Wszołek: Takie mecze bolą
- Takie mecze i porażki jak dziś bolą. Mieliśmy swoje sytuacje, żeby wyjść na prowadzenie. Szacunek dla drużyny, bo przegrywając 0-1 na ciężkim terenie, powalczyliśmy i wyrównaliśmy. Uważam, że kontrolowaliśmy to spotkanie i przydarzył nam się głupi błąd. Taka jest piłka niestety, ale na szczęście mamy we wtorek drugi mecz w Płocku. Na pewno się zrewanżujemy - powiedział po meczu z Wisłą Płock pomocnik Legii Warszawa, Paweł Wszołek.
- Nie można mieć pretensji do Blaza Kramera. Znalazł się w dobrej sytuacji, z mojego punktu widzenia uderzył dobrze, ale też bramkarz świetnie się zachował. Takie sytuacje jednak trzeba zamieniać na bramkę, bo one się mszczą, tak jak pokazało dzisiejsze spotkanie.

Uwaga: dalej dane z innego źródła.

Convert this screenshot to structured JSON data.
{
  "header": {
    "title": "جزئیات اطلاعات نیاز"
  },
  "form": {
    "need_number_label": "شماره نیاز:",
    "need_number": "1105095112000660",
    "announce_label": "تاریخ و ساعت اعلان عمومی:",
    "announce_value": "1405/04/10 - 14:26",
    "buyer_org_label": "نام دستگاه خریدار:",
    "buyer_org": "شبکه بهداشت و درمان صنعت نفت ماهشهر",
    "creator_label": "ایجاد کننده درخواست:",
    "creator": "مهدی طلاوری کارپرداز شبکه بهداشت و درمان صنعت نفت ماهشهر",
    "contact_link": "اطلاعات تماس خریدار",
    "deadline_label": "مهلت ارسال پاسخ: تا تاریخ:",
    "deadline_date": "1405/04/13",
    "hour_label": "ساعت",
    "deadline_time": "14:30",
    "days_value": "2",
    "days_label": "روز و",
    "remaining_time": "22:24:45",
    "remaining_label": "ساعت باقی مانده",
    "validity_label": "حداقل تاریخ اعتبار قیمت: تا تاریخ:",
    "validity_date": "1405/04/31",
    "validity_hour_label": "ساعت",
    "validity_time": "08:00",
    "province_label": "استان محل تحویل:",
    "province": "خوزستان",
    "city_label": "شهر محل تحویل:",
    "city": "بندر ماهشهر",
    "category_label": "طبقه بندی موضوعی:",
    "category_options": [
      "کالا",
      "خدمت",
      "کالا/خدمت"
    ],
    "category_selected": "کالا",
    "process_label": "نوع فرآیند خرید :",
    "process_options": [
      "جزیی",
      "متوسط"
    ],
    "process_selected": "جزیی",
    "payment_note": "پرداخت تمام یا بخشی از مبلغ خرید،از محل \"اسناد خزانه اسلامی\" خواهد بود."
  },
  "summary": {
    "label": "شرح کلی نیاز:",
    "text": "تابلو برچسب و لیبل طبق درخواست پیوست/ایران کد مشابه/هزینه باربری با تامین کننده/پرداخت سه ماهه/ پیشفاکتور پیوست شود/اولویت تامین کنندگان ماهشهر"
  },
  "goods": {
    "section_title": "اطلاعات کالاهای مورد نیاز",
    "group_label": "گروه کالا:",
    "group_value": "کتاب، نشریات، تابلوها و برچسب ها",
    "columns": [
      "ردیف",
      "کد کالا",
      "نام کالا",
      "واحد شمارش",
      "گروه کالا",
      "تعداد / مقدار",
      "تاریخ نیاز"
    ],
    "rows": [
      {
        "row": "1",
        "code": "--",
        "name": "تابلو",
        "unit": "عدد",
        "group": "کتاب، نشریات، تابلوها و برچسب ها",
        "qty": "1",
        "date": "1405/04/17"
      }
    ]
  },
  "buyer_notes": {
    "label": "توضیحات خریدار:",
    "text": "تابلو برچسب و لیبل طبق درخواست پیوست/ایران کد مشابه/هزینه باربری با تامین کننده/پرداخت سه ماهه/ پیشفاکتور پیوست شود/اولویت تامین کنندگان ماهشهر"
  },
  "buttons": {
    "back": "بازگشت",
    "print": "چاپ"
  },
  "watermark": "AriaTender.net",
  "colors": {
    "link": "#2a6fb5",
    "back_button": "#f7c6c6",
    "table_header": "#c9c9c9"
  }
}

- To czy będziemy grać częściej w ustawieniu z Carlitosem i Kramerem, to pytanie do trenera. Na pewno cieszy to, że budujemy sobie sytuacje. Mnie obiektywnie cieszą jednak bardziej trzy punkty po słabszej grze, niż fantastyczna gra, kreowanie sobie sytuacji i przegrywanie meczu. Koniec końców liczą się trzy punkty i zwycięstwa. To one są najważniejsze.